Sarah Boyack, a spokeswoman for the Labor constitution in Holyrood, said that talking about a referendum next October was “nothing more than a cake in Angus Robertson’s sky.”
Boyack said: “Thousands of Scots are facing the choice between warming up and eating, and the best thing this SNP government can do is take dates off its hat for another divisive referendum.”
A former adviser to both Alex Salmond and Sturgeon questioned whether the referendum could be delivered in October next year.
Campbell Gunn, who was a special adviser to Salmond and later Sturgeon, said “the time scale is very difficult.”
He told GMS: “We are now 15, 16 months from when the referendum is likely to take place, we do not have an Article 30 order, it will probably end up in the courts.

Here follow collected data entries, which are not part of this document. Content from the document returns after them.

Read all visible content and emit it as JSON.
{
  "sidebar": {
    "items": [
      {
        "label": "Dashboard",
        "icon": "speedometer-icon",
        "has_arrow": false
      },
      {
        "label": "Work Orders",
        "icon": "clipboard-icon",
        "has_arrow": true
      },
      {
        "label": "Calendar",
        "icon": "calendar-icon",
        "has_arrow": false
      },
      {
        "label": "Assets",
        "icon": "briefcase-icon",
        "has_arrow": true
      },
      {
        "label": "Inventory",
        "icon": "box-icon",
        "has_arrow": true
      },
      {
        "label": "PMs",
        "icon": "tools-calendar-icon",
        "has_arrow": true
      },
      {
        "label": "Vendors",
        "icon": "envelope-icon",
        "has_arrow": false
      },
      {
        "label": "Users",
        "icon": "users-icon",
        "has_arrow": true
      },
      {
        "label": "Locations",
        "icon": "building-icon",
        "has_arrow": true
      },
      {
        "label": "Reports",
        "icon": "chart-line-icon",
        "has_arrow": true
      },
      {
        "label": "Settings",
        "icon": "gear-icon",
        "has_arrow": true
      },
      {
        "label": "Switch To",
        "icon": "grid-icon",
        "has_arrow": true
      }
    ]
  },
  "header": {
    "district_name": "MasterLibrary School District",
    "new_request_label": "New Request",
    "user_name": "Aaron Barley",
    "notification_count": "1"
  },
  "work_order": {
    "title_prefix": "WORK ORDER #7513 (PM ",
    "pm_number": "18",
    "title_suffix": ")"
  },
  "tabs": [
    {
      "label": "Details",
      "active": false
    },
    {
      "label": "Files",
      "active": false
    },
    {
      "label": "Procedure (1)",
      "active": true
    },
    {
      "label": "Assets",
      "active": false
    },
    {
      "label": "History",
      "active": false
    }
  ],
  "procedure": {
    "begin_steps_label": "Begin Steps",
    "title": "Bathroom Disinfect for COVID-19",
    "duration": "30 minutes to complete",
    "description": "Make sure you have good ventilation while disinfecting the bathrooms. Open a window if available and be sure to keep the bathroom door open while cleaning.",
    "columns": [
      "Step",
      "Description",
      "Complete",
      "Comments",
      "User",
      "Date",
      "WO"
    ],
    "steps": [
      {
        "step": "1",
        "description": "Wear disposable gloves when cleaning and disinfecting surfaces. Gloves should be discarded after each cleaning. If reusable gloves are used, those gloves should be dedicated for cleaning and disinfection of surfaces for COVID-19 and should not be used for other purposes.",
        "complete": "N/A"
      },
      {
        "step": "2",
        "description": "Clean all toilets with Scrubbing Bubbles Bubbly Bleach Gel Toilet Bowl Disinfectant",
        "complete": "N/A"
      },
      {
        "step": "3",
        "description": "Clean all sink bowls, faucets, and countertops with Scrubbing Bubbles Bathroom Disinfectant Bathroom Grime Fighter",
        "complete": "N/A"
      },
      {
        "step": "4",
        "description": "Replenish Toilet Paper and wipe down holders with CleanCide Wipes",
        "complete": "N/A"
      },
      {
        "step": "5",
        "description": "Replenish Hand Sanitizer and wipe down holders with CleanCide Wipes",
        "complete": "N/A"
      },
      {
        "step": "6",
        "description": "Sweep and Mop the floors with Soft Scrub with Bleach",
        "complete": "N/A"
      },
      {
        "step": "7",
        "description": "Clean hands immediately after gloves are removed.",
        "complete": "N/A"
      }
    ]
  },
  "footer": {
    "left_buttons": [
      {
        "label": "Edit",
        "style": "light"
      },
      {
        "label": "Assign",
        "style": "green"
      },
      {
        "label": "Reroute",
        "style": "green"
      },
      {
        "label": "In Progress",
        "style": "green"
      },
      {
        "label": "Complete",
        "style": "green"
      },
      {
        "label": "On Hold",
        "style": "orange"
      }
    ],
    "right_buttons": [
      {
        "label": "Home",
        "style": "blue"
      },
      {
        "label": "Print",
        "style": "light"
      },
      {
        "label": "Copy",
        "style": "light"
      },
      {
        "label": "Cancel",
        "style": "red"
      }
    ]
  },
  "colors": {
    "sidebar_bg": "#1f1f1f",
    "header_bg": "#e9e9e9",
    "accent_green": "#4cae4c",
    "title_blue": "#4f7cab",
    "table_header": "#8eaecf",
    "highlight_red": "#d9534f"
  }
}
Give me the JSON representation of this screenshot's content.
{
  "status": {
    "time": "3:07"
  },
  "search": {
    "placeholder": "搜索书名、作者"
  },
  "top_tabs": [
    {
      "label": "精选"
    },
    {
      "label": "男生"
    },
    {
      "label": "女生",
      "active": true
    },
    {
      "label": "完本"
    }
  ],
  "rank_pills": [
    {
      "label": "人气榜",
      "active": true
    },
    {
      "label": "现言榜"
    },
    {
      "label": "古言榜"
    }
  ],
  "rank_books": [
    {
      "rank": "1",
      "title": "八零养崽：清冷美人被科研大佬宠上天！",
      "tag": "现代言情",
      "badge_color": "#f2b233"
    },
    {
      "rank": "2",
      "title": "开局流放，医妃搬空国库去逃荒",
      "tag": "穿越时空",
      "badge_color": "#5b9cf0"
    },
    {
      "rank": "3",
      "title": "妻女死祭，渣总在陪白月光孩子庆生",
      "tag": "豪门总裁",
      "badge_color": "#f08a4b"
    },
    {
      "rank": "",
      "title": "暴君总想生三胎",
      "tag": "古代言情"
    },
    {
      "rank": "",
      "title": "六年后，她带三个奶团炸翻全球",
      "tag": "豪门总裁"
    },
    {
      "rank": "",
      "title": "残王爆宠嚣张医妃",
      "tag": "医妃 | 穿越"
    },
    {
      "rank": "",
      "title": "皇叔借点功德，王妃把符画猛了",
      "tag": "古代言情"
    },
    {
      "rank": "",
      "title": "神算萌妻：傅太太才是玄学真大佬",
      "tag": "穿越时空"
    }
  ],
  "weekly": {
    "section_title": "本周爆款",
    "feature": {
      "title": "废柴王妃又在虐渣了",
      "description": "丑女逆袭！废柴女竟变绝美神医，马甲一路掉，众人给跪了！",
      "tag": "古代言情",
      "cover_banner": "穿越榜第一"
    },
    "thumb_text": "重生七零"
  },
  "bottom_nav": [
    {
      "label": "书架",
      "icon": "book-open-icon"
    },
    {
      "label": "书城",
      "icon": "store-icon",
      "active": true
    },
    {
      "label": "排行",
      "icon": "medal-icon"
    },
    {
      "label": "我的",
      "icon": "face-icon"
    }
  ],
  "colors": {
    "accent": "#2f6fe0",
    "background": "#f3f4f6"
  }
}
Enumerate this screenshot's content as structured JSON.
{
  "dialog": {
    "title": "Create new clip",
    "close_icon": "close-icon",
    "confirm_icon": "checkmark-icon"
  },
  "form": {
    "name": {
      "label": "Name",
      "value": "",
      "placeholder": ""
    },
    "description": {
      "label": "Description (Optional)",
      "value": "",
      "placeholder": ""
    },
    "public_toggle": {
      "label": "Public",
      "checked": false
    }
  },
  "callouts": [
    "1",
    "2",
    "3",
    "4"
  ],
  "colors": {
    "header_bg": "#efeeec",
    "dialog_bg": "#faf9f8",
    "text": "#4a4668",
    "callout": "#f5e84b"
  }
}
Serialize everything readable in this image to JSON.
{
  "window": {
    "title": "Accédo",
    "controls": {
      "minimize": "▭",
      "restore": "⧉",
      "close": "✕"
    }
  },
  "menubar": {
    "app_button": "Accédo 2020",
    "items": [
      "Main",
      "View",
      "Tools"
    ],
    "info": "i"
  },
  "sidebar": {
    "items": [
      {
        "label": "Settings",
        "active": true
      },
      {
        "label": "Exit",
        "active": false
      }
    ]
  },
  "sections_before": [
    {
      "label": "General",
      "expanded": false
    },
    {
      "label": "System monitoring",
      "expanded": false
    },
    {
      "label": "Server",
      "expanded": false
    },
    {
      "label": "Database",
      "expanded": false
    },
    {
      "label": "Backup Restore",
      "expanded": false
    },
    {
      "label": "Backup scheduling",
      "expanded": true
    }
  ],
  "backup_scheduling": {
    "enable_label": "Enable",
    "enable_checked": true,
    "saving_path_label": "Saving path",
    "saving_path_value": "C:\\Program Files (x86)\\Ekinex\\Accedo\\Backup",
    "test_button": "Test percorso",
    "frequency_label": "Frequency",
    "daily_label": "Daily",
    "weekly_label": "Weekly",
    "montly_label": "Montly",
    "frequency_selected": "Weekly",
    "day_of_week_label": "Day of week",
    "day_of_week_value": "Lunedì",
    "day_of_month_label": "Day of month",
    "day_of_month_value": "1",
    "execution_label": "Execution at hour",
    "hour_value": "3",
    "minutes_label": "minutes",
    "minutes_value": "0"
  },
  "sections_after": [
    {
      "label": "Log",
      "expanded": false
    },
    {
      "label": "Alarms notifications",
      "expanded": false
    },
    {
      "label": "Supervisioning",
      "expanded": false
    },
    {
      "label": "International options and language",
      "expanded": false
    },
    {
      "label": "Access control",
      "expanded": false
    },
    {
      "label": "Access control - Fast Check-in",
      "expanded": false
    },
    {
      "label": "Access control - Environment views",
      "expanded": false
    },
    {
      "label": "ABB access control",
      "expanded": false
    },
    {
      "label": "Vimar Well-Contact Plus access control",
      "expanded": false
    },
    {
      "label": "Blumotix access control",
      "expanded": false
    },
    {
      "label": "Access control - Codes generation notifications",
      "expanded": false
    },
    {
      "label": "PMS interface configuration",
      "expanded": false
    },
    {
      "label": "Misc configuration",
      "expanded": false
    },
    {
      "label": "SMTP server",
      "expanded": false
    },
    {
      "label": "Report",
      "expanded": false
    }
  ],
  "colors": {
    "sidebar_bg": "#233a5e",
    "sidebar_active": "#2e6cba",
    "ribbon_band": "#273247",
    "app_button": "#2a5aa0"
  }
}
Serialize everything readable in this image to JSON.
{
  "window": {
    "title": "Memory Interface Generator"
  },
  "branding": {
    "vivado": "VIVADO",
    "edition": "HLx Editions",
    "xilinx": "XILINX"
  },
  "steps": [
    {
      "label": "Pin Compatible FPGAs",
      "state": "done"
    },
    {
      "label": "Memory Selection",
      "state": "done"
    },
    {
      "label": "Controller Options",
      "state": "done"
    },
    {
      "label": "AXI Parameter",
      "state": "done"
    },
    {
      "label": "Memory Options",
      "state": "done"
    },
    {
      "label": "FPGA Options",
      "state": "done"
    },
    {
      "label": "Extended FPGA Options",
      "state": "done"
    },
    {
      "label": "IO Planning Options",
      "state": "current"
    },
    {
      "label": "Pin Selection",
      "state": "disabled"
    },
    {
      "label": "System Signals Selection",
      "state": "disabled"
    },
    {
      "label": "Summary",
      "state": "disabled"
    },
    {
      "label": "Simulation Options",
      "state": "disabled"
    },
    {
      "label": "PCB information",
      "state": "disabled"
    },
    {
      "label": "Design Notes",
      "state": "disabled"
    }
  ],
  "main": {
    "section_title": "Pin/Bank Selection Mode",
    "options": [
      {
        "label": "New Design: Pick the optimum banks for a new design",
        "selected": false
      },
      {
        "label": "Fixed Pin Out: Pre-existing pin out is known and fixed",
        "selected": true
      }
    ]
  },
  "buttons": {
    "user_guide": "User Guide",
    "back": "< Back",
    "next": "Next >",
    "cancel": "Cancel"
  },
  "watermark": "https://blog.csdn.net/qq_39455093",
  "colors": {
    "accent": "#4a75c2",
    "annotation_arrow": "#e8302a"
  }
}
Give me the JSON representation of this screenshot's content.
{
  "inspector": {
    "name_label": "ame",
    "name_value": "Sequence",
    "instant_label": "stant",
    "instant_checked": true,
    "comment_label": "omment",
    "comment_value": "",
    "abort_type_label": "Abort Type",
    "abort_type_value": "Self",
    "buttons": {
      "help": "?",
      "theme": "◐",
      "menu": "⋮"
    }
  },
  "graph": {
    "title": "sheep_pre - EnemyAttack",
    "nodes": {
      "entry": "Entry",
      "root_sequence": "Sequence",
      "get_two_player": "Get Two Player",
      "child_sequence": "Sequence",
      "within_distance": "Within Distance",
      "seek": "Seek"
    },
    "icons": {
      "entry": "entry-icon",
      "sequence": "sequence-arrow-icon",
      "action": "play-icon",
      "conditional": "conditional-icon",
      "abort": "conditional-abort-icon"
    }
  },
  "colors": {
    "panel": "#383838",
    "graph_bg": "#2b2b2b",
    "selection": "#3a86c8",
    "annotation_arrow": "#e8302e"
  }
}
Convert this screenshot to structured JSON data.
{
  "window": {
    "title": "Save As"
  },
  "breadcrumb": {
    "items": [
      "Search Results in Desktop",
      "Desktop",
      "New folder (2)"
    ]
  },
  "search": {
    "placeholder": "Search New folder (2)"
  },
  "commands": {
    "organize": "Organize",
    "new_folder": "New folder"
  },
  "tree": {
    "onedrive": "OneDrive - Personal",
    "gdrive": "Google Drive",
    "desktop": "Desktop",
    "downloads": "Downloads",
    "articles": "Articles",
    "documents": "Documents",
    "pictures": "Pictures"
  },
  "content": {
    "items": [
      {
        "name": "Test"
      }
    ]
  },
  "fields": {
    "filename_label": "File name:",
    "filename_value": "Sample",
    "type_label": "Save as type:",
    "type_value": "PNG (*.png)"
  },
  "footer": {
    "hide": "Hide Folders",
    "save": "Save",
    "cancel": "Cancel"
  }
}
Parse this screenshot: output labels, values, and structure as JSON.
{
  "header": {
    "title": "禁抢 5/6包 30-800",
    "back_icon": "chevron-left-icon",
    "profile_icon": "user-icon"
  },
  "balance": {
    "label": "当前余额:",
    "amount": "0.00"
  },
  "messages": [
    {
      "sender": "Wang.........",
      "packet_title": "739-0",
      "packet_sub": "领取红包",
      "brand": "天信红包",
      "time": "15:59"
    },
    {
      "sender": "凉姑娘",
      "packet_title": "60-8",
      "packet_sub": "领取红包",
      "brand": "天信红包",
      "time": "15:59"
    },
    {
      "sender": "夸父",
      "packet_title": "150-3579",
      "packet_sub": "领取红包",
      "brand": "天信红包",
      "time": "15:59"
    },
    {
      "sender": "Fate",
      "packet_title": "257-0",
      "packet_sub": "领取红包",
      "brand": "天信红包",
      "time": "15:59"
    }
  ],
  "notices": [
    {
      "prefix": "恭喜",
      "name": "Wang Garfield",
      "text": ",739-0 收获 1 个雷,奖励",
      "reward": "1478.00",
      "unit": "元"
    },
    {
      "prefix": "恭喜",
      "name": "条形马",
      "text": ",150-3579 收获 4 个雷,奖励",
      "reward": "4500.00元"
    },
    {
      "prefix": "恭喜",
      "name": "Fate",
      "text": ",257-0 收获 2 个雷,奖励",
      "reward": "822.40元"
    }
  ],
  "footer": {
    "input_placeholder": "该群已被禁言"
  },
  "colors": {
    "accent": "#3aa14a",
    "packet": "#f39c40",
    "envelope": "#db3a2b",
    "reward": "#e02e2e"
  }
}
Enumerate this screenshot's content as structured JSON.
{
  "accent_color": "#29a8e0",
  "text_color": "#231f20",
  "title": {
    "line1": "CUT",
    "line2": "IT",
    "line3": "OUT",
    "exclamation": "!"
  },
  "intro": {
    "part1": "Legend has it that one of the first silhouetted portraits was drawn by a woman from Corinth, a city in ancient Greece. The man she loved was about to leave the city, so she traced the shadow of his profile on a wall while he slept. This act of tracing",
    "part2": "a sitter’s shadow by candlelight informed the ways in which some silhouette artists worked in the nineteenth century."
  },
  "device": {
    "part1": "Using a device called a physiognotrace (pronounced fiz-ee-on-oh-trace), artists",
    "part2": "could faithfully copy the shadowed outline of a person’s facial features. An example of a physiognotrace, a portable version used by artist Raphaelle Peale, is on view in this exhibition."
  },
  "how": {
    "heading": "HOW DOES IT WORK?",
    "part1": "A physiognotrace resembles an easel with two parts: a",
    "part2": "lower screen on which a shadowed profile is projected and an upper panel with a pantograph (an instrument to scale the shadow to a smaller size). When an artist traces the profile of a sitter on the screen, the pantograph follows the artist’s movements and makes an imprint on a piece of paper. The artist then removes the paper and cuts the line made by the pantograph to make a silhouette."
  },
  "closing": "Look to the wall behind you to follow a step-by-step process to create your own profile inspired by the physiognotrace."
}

I just don’t see the time scale that works for the SNP. ”
Roberston would not be drawn to the Scottish government’s specific plans if Downing Street again refused to grant a Rule 30 order for a second referendum.
SNP MP Stewart Hosie said Tuesday night that Holyrood ministers “have in mind” a path to a legal referendum if Boris Johnson keeps saying no.
He said he was “confident” that the Scottish government had a plan B and insisted there was a “different route” if the prime minister decided “not to be a Democrat”.
The Prime Minister, along with Greens co-leader Patrick Harvie, fired the indyref2 campaign on Tuesday morning as they launched a series of new documents endorsing an independent Scotland.
Sturgeon insisted that a referendum be held with or without a Section 30 order, while Scottish Conservative leader Douglas Ross vowed to boycott any “wild” ballot.